History

Nazi Germany
- Name: U-3022
- Ordered: 6 November 1943
- Builder: AG Weser, Bremen
- Yard number: 1181
- Laid down: 6 October 1944
- Launched: 30 November 1944
- Commissioned: 25 January 1945
- Fate: Scuttled on 5 May 1945

General characteristics
- Class & type: Type XXI submarine
- Displacement: 1,621 t (1,595 long tons) surfaced; 1,819 t (1,790 long tons) submerged;
- Length: 76.70 m (251 ft 8 in) (o/a); 60.50 m (198 ft 6 in) (p/h);
- Beam: 8 m (26 ft 3 in) (o/a); 5.3 m (17 ft 5 in) (p/h);
- Height: 11.30 m (37 ft 1 in)
- Draught: 6.32 m (20 ft 9 in)
- Installed power: 4,000 PS (2,900 kW; 3,900 shp) (diesel drive); 5,000 PS (3,700 kW; 4,900 shp) (standard electric drive); 226 PS (166 kW; 223 shp) (silent electric drive);
- Propulsion: Diesel/Electric; 2 × MAN M6V40/46KBB supercharged 6-cylinder diesel engines ; 2 × SSW GU365/30 double-acting electric motors ; 2 × SSW GV232/28 silent running electric motors;
- Speed: Surfaced:; 15.6 knots (28.9 km/h; 18.0 mph) (diesel); 17.9 knots (33.2 km/h; 20.6 mph) (electric); Submerged:; 17.2 knots (31.9 km/h; 19.8 mph) (electric); 6.1 knots (11.3 km/h; 7.0 mph) (silent running motors);
- Range: 15,500 nmi (28,700 km; 17,800 mi) at 10 knots (19 km/h; 12 mph) surfaced; 340 nmi (630 km; 390 mi) at 5 knots (9.3 km/h; 5.8 mph) submerged;
- Test depth: 280 m (920 ft)
- Complement: 57–60 crewmen
- Sensors & processing systems: Type F432 D2 Radar Transmitter; FuMB Ant 3 Bali Radar Detector;
- Armament: 6 × bow torpedo tubes; 23 × 53.3 cm (21 in) torpedoes or 17 × torpedoes and 12 × TMC mines; 4 × 2 cm (0.8 in) AA guns or; 4 × 3.7 cm (1.5 in) AA guns;

Service record
- Part of: 4th U-boat Flotilla; 25 January – 5 May 1945;
- Identification codes: M 49 979
- Commanders: Kptlt. Paul Weber; 25 January – 5 May 1945;
- Operations: None
- Victories: None

= German submarine U-3022 =

German World War II submarine

German submarine U-3022 was a Type XXI U-boat (one of the "Elektroboote") of Nazi Germany's Kriegsmarine, built for service in World War II. She was ordered on 6 November 1943, and was laid down on 6 October 1944 at the Blohm & Voss yard at Hamburg, as yard number 1181. She was launched on 30 November 1944, and commissioned under the command of Kapitänleutnant Paul Weber on 25 January 1945.

==Design==
Like all Type XXI U-boats, U-3022 had a displacement of 1621 t when at the surface and 1819 t while submerged. She had a total length of 76.70 m (o/a), a beam of 8 m, and a draught of 6.32 m. The submarine was powered by two MAN SE supercharged six-cylinder M6V40/46KBB diesel engines each providing 4000 PS, two Siemens-Schuckert GU365/30 double-acting electric motors each providing 5000 PS, and two Siemens-Schuckert silent running GV232/28 electric motors each providing 226 PS.
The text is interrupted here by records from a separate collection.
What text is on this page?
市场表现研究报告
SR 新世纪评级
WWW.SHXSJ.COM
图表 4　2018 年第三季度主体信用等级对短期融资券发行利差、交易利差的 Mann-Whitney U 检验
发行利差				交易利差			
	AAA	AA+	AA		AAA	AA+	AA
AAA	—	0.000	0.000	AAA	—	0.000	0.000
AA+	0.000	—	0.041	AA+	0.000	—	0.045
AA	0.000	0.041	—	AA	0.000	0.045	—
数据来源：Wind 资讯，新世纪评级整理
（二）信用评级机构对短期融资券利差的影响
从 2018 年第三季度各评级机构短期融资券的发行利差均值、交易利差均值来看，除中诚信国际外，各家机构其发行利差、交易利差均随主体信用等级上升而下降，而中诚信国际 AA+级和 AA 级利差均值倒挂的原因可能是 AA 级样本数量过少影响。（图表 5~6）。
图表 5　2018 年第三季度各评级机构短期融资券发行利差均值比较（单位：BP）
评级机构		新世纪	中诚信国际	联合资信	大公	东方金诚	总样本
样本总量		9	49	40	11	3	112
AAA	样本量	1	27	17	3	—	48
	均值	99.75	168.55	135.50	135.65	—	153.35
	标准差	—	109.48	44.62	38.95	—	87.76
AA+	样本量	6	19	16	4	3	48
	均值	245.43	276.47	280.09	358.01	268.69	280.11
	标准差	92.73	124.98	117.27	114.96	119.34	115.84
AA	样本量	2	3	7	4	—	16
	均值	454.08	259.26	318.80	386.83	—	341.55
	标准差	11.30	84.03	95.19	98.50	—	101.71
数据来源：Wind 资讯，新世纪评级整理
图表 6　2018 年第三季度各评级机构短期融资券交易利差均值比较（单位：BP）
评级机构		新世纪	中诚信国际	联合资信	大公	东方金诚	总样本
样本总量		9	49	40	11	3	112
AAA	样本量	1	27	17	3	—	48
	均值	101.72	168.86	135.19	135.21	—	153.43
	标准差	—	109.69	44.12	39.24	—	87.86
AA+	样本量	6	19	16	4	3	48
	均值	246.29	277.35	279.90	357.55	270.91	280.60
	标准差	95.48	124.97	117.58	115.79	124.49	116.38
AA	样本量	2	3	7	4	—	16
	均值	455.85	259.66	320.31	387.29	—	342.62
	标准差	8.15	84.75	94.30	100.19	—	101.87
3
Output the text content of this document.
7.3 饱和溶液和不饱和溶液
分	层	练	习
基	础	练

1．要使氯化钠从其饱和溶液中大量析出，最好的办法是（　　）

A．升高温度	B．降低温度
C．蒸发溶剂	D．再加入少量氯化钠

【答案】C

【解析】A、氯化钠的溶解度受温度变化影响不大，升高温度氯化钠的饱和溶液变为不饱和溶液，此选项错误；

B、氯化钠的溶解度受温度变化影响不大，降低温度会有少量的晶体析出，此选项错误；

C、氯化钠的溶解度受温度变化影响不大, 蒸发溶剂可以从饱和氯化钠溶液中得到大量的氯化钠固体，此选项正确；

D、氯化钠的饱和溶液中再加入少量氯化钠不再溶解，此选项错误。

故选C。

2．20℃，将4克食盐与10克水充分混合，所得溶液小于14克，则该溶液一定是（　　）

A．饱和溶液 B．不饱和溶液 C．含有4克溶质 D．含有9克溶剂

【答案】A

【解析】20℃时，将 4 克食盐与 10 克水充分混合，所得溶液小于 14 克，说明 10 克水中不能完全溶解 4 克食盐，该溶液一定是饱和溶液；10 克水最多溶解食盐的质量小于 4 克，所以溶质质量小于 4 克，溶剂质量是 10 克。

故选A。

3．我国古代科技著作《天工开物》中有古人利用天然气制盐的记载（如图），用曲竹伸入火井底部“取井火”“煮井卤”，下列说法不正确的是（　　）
The submarine had a maximum surface speed of 15.6 kn and a submerged speed of 17.2 kn. When running on silent motors the boat could operate at a speed of 6.1 kn. When submerged, the boat could operate at 5 kn for 340 nmi; when surfaced, she could travel 15500 nmi at 10 kn. U-3022 was fitted with six 53.3 cm torpedo tubes in the bow and four 2 cm C/30 anti-aircraft guns. She could carry twenty-three torpedoes or seventeen torpedoes and twelve mines. The complement was five officers and fifty-two men.

==Fate==
U-3022 was scuttled on 5 May 1945, in Gelting Bay near Gelting as part of Operation Regenbogen. The wreck was later raised and broken up.